The content function uses rmarkdown::render() to create the output file from Rmd. We are using html_document as the output type, but you can also render as a PDF or Word document if you have pandoc or latex installed. Include the title, data and plot as a named list to the params argument.

### pet_report_dl ----
output$pet_report_dl <- downloadHandler(
  filename = function() {
    debug_msg("pet_report_dl")
    paste0("pet-report_", Sys.Date(), ".html")
  },
  content = function(file) {
    rmarkdown::render("reports/report.Rmd",
                      output_file = file, 
                      params = list(
                        title = "Pet Report", 
                        data = v$pet_summary_data,
                        plot = pet_summary_plot()
                      ),
                      envir = new.env(),
                      intermediates_dir = tempdir())
  }
)

Setting the envir argument to new.env() makes sure that settings in your Shiny app, such as a default ggplot theme, can't affect the rendered file, but also makes it so that the R Markdown code will not have access to any objects from your app, such as input or v$summary_data, unless you pass them as parameters.

On your own computer, you don't need to set intermediates_dir = tempdir(), but you will need to do this if you want to deploy your app on a shiny server. When rmarkdown renders an Rmd file, it creates several intermediate files in the working directory and then deletes them. you have permission to write to the app's working directory on your own computer, but might not on a shiny server. tempdir() is almost always a safe place to write temporary files to.

12.5 Exercises

Food Data

Create a button that downloads the food data.

# add to report_tab ui ----
downloadButton("food_data_dl", "Food Data")

### food_data_dl ----
output$food_data_dl <- downloadHandler(
  filename = function() {
    debug_msg("food_data_dl")
    paste0("food-data_", Sys.Date(), ".csv")
  },
  content = function(file) {
    gs4_write_csv(v$food_summary_data, file)
  }
)

Food Image

Create a button that downloads the food summary plot

# add to report_tab ui ----
downloadButton("food_plot_dl", "Food Plot")

### food_summary_plot ----
food_summary_plot <- reactive({ debug_msg("food_summary_plot")
  # code from output$food_summary ...
})

### food_summary ----
output$food_summary <- renderPlot({ debug_msg("food_summary")
  food_summary_plot()
})

### food_plot_dl ----
output$food_plot_dl <- downloadHandler(
  filename = function() {
    debug_msg("food_plot_dl")
    paste0("food-plot_", Sys.Date(), ".png")
  },
  content = function(file) {
    ggsave(
      file,
      food_summary_plot(),
      width = input$plot_width,
      height = input$plot_height
    )
  }
)

Food Report

Create a downloadable report for the food data.

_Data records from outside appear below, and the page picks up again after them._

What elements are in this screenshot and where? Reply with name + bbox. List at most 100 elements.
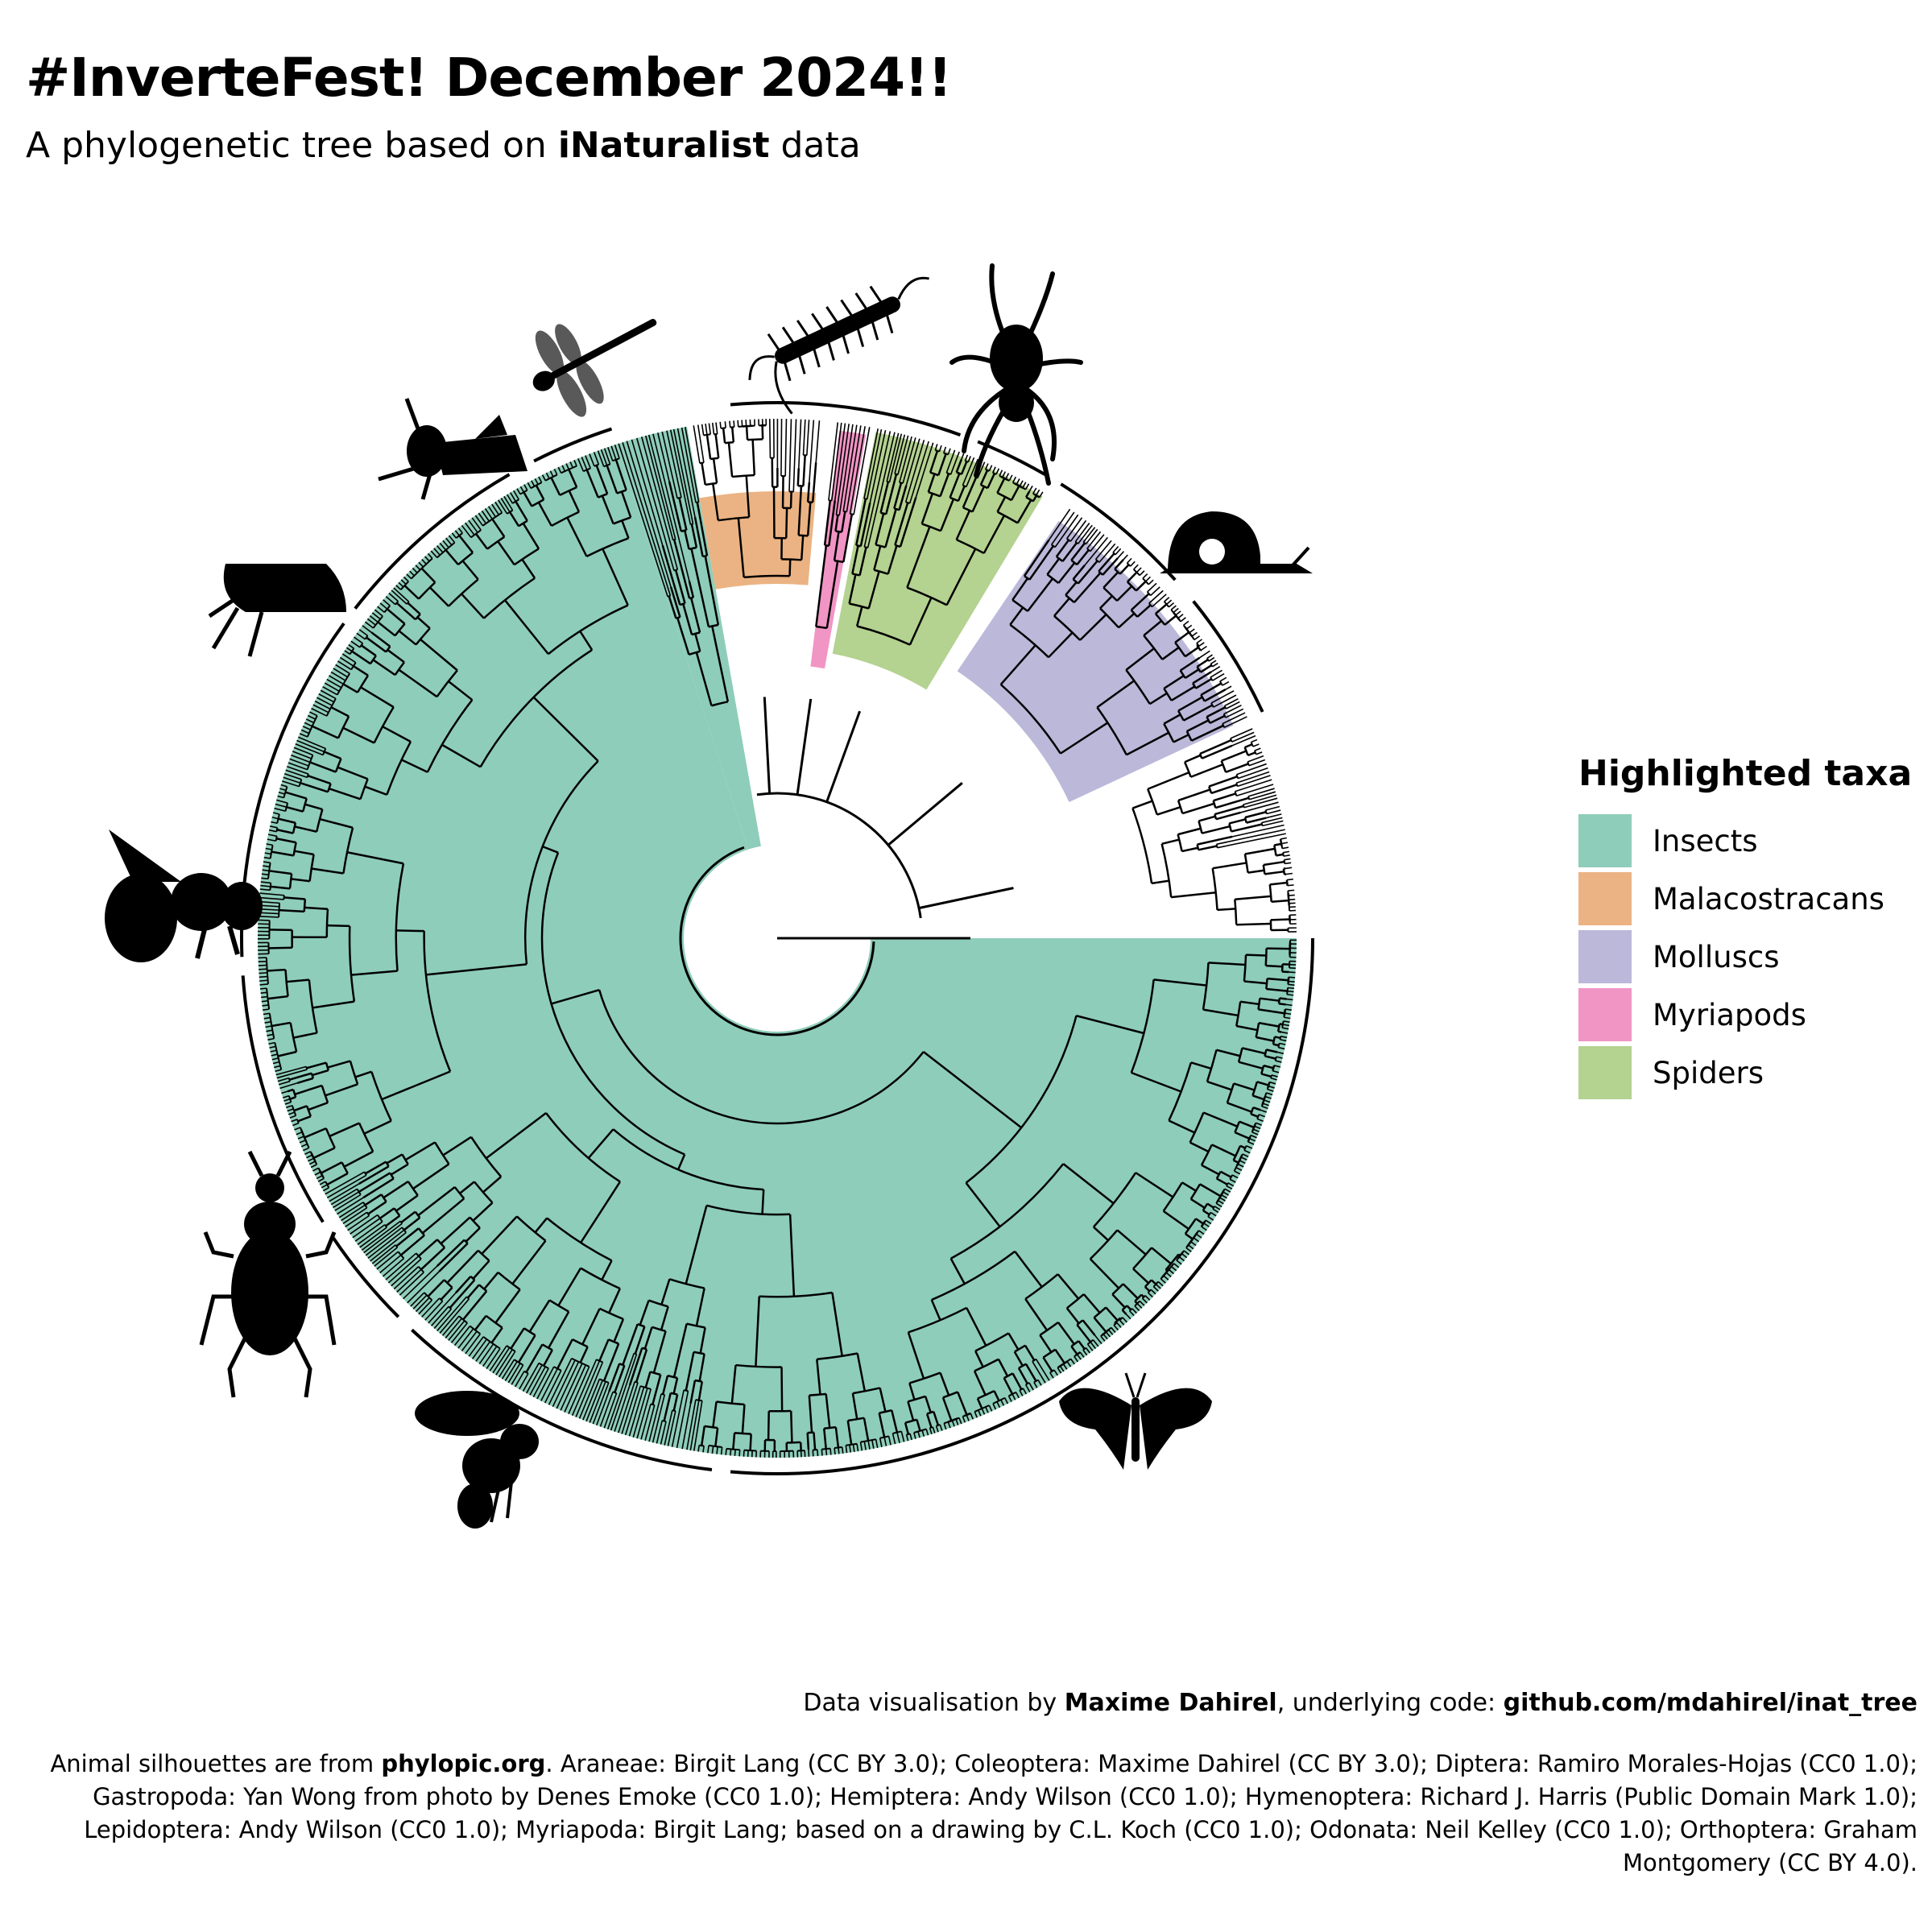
tree-branch <box>785 507 788 539</box>
tree-branch <box>270 1049 277 1053</box>
tree-branch <box>366 636 387 653</box>
tree-branch <box>714 433 720 458</box>
tree-branch-arc <box>955 1417 960 1421</box>
tree-branch-arc <box>507 509 514 515</box>
tree-branch-arc <box>523 1370 529 1375</box>
tree-branch <box>741 1404 746 1434</box>
tree-branch <box>741 420 743 427</box>
tree-branch <box>962 1416 966 1423</box>
tree-branch <box>1094 540 1112 560</box>
tree-branch <box>510 1327 525 1350</box>
tree-branch <box>902 437 916 484</box>
tree-branch <box>939 499 955 532</box>
tree-branch <box>601 1260 613 1280</box>
tree-branch <box>1065 581 1078 596</box>
tree-branch <box>274 1065 281 1069</box>
credit-prefix: Data visualisation by <box>803 1689 1057 1717</box>
tree-branch <box>279 788 287 792</box>
tree-branch <box>271 821 278 825</box>
tree-branch-arc <box>380 1194 387 1202</box>
tree-branch <box>1190 1061 1212 1070</box>
tree-branch <box>500 498 511 513</box>
tree-branch <box>379 1207 395 1219</box>
tree-branch <box>784 419 788 477</box>
tree-branch <box>1239 1120 1255 1129</box>
tree-branch-arc <box>1134 1300 1141 1307</box>
tree-branch <box>259 896 284 900</box>
tree-branch <box>899 436 912 483</box>
tree-branch <box>481 510 490 522</box>
tree-branch-arc <box>708 1444 722 1448</box>
tree-branch <box>1229 1178 1236 1183</box>
tree-branch <box>1152 1286 1159 1292</box>
tree-branch-arc <box>1100 1333 1104 1337</box>
tree-branch <box>1236 784 1274 796</box>
tree-branch <box>1177 827 1202 836</box>
tree-branch <box>924 1396 932 1413</box>
tree-branch <box>306 1061 327 1069</box>
tree-branch <box>1224 697 1239 707</box>
tree-branch <box>525 1343 544 1373</box>
tree-branch <box>1082 1293 1101 1314</box>
credit-repo[interactable]: github.com/mdahirel/inat_tree <box>1503 1689 1918 1717</box>
tree-branch <box>900 1431 905 1442</box>
tree-branch <box>359 1227 387 1248</box>
tree-branch <box>1231 734 1256 747</box>
tree-branch <box>1126 1305 1132 1311</box>
tree-branch-arc <box>325 697 337 717</box>
tree-branch-arc <box>1233 1160 1241 1172</box>
tree-branch <box>548 1358 573 1405</box>
tree-branch-arc <box>482 1336 501 1350</box>
tree-branch-arc <box>598 492 608 499</box>
tree-branch <box>1105 1306 1119 1322</box>
tree-branch <box>600 449 608 466</box>
tree-branch-arc <box>1008 1391 1017 1397</box>
order-arc <box>332 1236 400 1318</box>
tree-branch <box>1286 878 1293 881</box>
tree-branch-arc <box>1285 879 1289 886</box>
tree-branch <box>1280 1036 1288 1039</box>
tree-branch <box>1131 1071 1182 1093</box>
tree-branch <box>263 1016 271 1020</box>
tree-branch <box>1252 1094 1265 1101</box>
tree-branch <box>1024 1384 1031 1392</box>
tree-branch <box>831 1292 843 1357</box>
tree-branch <box>486 1348 501 1370</box>
tree-branch <box>523 491 533 507</box>
tree-branch <box>347 1214 370 1231</box>
legend-swatch <box>1578 1046 1632 1099</box>
tree-branch <box>886 432 900 482</box>
tree-branch <box>304 803 323 811</box>
tree-branch <box>666 430 682 498</box>
tree-branch <box>1249 1137 1256 1142</box>
attribution-site[interactable]: phylopic.org <box>381 1750 546 1777</box>
tree-branch-arc <box>1232 1145 1242 1161</box>
tree-branch <box>1205 1219 1212 1225</box>
tree-branch <box>1266 1092 1273 1096</box>
tree-branch <box>674 569 686 604</box>
tree-branch <box>326 1172 349 1186</box>
tree-branch <box>448 1320 465 1341</box>
tree-branch-arc <box>269 883 272 891</box>
tree-branch <box>711 422 715 435</box>
tree-branch-arc <box>1256 1114 1260 1119</box>
tree-branch <box>455 1276 472 1294</box>
legend-label: Spiders <box>1653 1055 1764 1090</box>
tree-branch <box>448 681 474 701</box>
tree-branch-arc <box>913 1428 927 1433</box>
tree-branch <box>258 964 267 966</box>
tree-branch-arc <box>672 1409 676 1412</box>
tree-branch <box>1190 724 1224 742</box>
tree-branch <box>695 652 713 706</box>
tree-branch <box>1100 1335 1106 1342</box>
tree-branch-arc <box>1126 562 1131 567</box>
tree-branch-arc <box>905 501 911 504</box>
tree-branch <box>1054 1349 1065 1364</box>
tree-branch <box>543 1349 553 1367</box>
tree-branch <box>1135 581 1147 592</box>
tree-branch <box>1163 714 1181 725</box>
tree-branch <box>282 1094 290 1098</box>
tree-branch <box>712 483 719 521</box>
tree-branch-arc <box>470 529 482 539</box>
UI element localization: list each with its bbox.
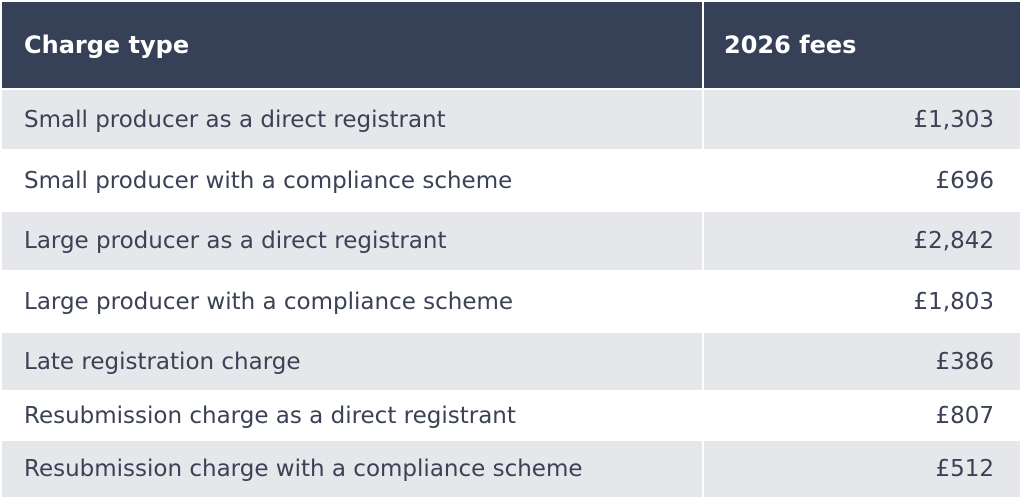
charge-type-cell: Large producer as a direct registrant [2,212,702,270]
fee-cell: £696 [704,151,1020,210]
charge-type-cell: Small producer with a compliance scheme [2,151,702,210]
header-cell: Charge type [2,2,702,88]
charge-type-cell: Resubmission charge with a compliance sc… [2,441,702,497]
fee-cell: £512 [704,441,1020,497]
header-cell: 2026 fees [704,2,1020,88]
charge-type-cell: Resubmission charge as a direct registra… [2,392,702,439]
charge-type-cell: Large producer with a compliance scheme [2,272,702,331]
fee-cell: £807 [704,392,1020,439]
fee-cell: £1,303 [704,90,1020,149]
fee-cell: £2,842 [704,212,1020,270]
charge-type-cell: Late registration charge [2,333,702,390]
fee-cell: £1,803 [704,272,1020,331]
fee-cell: £386 [704,333,1020,390]
charge-type-cell: Small producer as a direct registrant [2,90,702,149]
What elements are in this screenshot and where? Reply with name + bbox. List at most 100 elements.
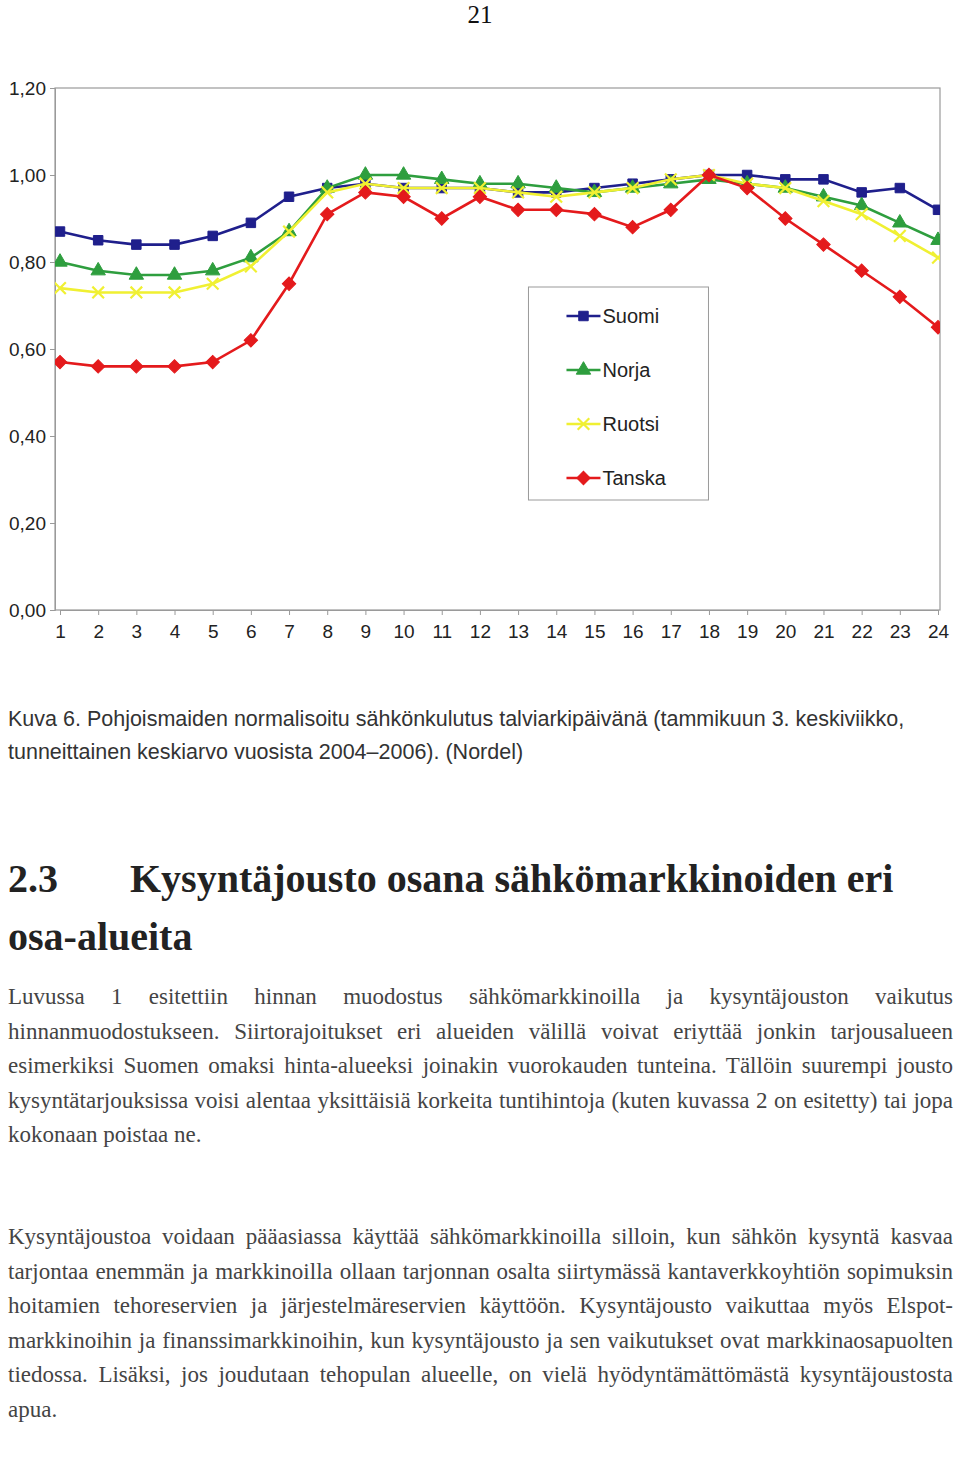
x-tick-label: 3 [132,621,143,642]
series-markers [55,167,940,280]
marker-shape [245,261,257,273]
x-tick: 17 [661,610,682,642]
x-tick-label: 21 [813,621,834,642]
marker-shape [55,355,67,368]
point [246,218,255,227]
point [436,182,448,194]
x-tick-mark [556,610,557,615]
marker-shape [284,192,293,201]
point [244,334,257,347]
point [168,360,181,373]
x-tick: 12 [470,610,491,642]
point [855,264,868,277]
point [626,220,639,233]
x-tick-mark [518,610,519,615]
legend-entry: Ruotsi [566,413,659,435]
marker-shape [931,232,940,244]
point [205,262,219,274]
x-tick-label: 10 [393,621,414,642]
marker-shape [550,191,562,203]
x-tick-label: 20 [775,621,796,642]
marker-shape [397,190,410,203]
y-tick: 0,40 [9,426,55,447]
x-tick-label: 6 [246,621,257,642]
legend-label: Suomi [602,305,659,327]
marker-shape [702,168,715,181]
legend-marker [576,362,590,374]
x-tick-label: 18 [699,621,720,642]
marker-shape [665,174,677,186]
point [131,287,143,299]
point [321,207,334,220]
marker-shape [512,187,524,199]
x-tick-mark [251,610,252,615]
marker-shape [932,252,940,264]
point [284,192,293,201]
point [473,190,486,203]
x-tick: 23 [890,610,911,642]
caption: Kuva 6. Pohjoismaiden normalisoitu sähkö… [8,703,913,769]
legend-marker [577,471,590,484]
point [396,167,410,179]
marker-shape [93,236,102,245]
point [132,240,141,249]
marker-shape [91,262,105,274]
point [207,278,219,290]
heading: 2.3Kysyntäjousto osana sähkömarkkinoiden… [8,850,953,966]
series-markers [55,170,940,249]
marker-shape [55,254,67,266]
marker-shape [205,262,219,274]
point [397,190,410,203]
marker-shape [169,287,181,299]
x-tick-mark [938,610,939,615]
x-tick-label: 1 [55,621,66,642]
legend-entry: Tanska [566,467,666,489]
marker-shape [55,282,66,294]
x-tick: 14 [546,610,568,642]
x-tick: 7 [284,610,295,642]
x-tick: 11 [432,610,452,642]
x-tick-label: 7 [284,621,295,642]
x-tick-label: 24 [928,621,950,642]
marker-shape [283,226,295,238]
legend-entry: Norja [566,359,651,381]
x-axis: 123456789101112131415161718192021222324 [55,610,949,642]
x-tick-label: 8 [322,621,333,642]
x-tick-mark [671,610,672,615]
marker-shape [818,195,830,207]
marker-shape [473,190,486,203]
point [665,174,677,186]
point [893,290,906,303]
x-tick: 19 [737,610,758,642]
chart: 0,000,200,400,600,801,001,20123456789101… [0,0,960,680]
x-tick: 6 [246,610,257,642]
point [857,188,866,197]
x-tick: 10 [393,610,414,642]
y-tick: 1,20 [9,78,55,99]
series-line [60,175,938,366]
x-tick: 16 [623,610,644,642]
y-tick-label: 0,60 [9,339,46,360]
heading-title: Kysyntäjousto osana sähkömarkkinoiden er… [8,856,893,959]
x-tick-label: 14 [546,621,568,642]
x-tick-mark [747,610,748,615]
point [206,355,219,368]
point [627,182,639,194]
x-tick: 5 [208,610,219,642]
x-tick: 18 [699,610,720,642]
marker-shape [206,355,219,368]
point [819,175,828,184]
marker-shape [321,187,333,199]
x-tick-label: 16 [623,621,644,642]
marker-shape [931,321,940,334]
marker-shape [817,238,830,251]
marker-shape [129,267,143,279]
marker-shape [92,287,104,299]
point [129,267,143,279]
point [740,181,753,194]
y-tick-mark [50,175,55,176]
x-tick-mark [442,610,443,615]
point [283,226,295,238]
point [208,231,217,240]
y-tick-label: 0,80 [9,252,46,273]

# add to report_tab ui ----
downloadButton("food_report_dl", "Food Report")

### food_report_dl ----
output$food_report_dl <- downloadHandler(
  filename = function() {
    debug_msg("food_report_dl")
    paste0("food-report_", Sys.Date(), ".html")
  },
  content = function(file) {
    rmarkdown::render("reports/report.Rmd",
                      output_file = file, 
                      params = list(
                        title = "Food Report", 
                        data = v$food_summary_data,
                        plot = food_summary_plot()
                      ),
                      envir = new.env(),
                      intermediates_dir = tempdir())
  }
)

12.6 Your app

What might users want to download from your app? Include data, image, or report download if that is applicable to your app.